1. Iterate through each element in the list.

2. Compare the current element with the target value.

3. If the current element matches the target, return the current index.

4. If the end of the list is reached and no match is found, return -1 to indicate that the target is not in the list.

Below is a C code implementation of the linear search algorithm, along with explanations for each part:

#include <stdio.h>

// Function to perform linear search
int linearSearch(int arr[], int size, int target) {
    for (int i = 0; i < size; i++) {
        if (arr[i] == target) {
            return i; // Target found, return index
        }
    }
    return -1; // Target not found
}

int main() {
    int array[] = {1, 3, 5, 7, 9, 2, 4, 6, 8, 0}; // Sample array
    int target = 5; // Target value to search for
    int size = sizeof(array) / sizeof(array[0]); // Calculate the size of the array

    // Perform linear search
    int result = linearSearch(array, size, target);

    // Output the result
    if (result != -1) {
        printf("Element found at index: %d\n", result);
    } else {
        printf("Element not found in the array\n");
    }

    return 0;
}

Explanation

1. Include Directive:

   • #include <stdio.h>: This line includes the Standard Input Output header file for basic input/output operations like printf.

2. linearSearch Function:

   • int linearSearch(int arr[], int size, int target): This function performs the linear search. It takes an array arr, its size size, and the target value to search for as arguments.

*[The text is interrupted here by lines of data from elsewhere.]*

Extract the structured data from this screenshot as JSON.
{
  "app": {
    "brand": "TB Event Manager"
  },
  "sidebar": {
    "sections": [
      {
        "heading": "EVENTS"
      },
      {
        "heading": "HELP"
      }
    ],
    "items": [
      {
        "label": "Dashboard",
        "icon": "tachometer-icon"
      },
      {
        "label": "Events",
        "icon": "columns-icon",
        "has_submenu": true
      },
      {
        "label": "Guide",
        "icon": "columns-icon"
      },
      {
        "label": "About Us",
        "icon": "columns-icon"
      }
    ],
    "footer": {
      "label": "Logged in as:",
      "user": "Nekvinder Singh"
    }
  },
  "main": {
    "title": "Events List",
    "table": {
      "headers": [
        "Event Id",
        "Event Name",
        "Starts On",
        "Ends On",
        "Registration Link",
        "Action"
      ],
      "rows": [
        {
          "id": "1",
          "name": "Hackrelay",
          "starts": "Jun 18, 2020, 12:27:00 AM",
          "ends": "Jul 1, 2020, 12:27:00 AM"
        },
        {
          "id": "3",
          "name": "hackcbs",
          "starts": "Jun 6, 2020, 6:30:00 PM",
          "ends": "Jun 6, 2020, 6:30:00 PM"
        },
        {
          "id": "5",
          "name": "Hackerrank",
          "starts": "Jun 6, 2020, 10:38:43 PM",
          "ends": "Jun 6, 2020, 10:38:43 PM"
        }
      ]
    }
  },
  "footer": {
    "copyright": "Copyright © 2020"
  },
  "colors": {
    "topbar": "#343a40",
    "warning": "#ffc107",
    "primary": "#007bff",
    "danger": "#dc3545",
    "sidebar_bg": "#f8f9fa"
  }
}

   • for (int i = 0; i < size; i++): Loop through each element of the array.

   • if (arr[i] == target): Check if the current element equals the target value.

   • return i: If a match is found, return the current index.

   • return -1: If the loop completes without finding the target, return -1, indicating the target is not in the array.

3. main Function:

   • int main(): The main function where the program execution begins.

   • int array[] = {...}: An array of integers is defined and initialized.

   • int target = 5: The target value we are searching for.

   • int size = sizeof(array) / sizeof(array[0]): Determine the size of the array.

   • int result = linearSearch(array, size, target): Call the linearSearch function and store the result.

   • if (result != -1) { ... } else { ... }: Check if the result is -1. If not, the element is found and its index is printed; otherwise, a message is printed indicating that the element is not in the array.

4. Return Statement:

   • return 0: Indicates that the program executed successfully.

Complexity analysis in algorithms typically involves evaluating both time complexity and space complexity. Let's analyze the linear search algorithm in these terms:

Time Complexity

1. Best Case (The target is at the first position):

   • O(1): The algorithm finds the target with the first comparison.

2. Worst Case (The target is not in the array or at the last position):

   • O(n): The algorithm checks each element exactly once, where ( n ) is the number of elements in the array.

3. Average Case:

   • On average, the algorithm will check half of the elements before finding the target or concluding it's not present.

   • O(n/2) which simplifies to O(n): As constants are dropped in Big O notation.

Space Complexity

• O(1): Linear search is an in-place algorithm. It does not require any extra space that scales with input size, as it only uses a few variables for its operation, irrespective of the size of the input array.

Linear search is a simple algorithm with a time complexity of O(n) in the worst and average cases, making it less efficient for large datasets compared to more advanced search algorithms like binary search (which has a time complexity of O(log n)). However, its advantage lies in its simplicity and the fact that it does not require sorted data. The space complexity is O(1), indicating its minimal space requirement.